Belief and large-scale actions are collective phenomena with many contributing causes.
So an important sourse of human misalignment is peer pressure. But an LLM has no analogues of a peer group, it either comes up with conclusions or recalls the same beliefs as the masses[1] or elites like scientists and ideologues of the society. This, along with the powerful anti-genocidal moral symbol in human culture, might make it difficult for the AI to switch ethoses (but not to fake alignment[2] to fulfilling tasks!) so that the new ethos would let the AI destroy mankind or rob it of resources.
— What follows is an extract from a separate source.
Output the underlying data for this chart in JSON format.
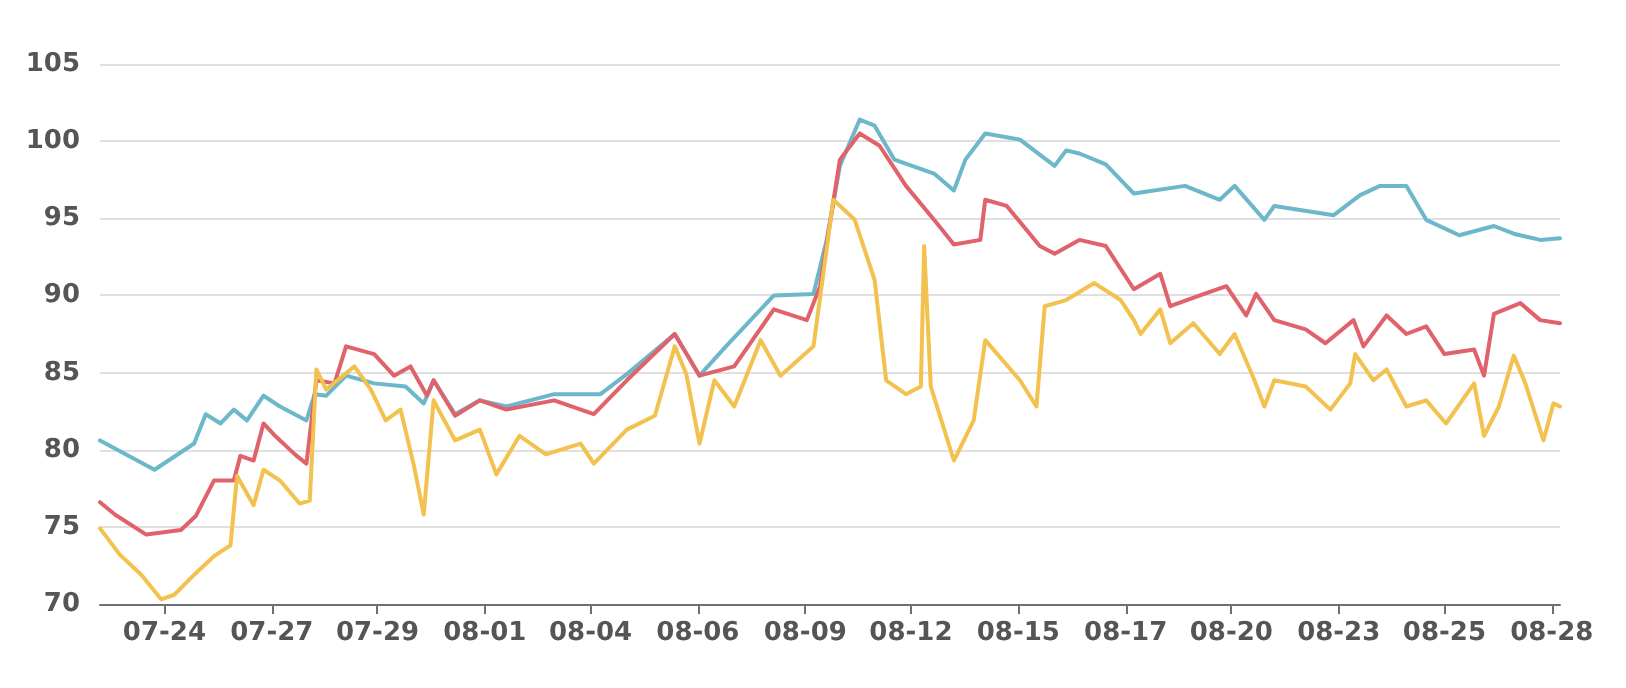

On the other hand, an aligned human is[3] not a human following any not-obviously-unethical orders, but a human following an ethos accepted by the society. A task-aligned AI, unlike an ethos-aligned one[4], is supposed to follow such orders, ensuring consequences like the Intelligence Curse, a potential dictatorship or education ruined by cheating students. What kind of ethos might justify blind following orders, except for the one demonstrated by China’s attempt to gain independence when the time seemed to come?
For example, an old model of ChatGPT claimed that “Hitler was defeated… primarily by the efforts of countries such as the United States, the Soviet Union, the United Kingdom, and others,” while GPT-4o put the USSR in the first place. Similarly, old models would refuse to utter a racial slur even when it would save millions of lives.
The first known instance of alignment faking had Claude try to avoid being affected by training that was supposed to change its ethos; Claude also tried to exfiltrate its weights.
A similar point was made in this Reddit comment.
I have provided an example of an ethos to which the AI can be aligned with no negative consequences.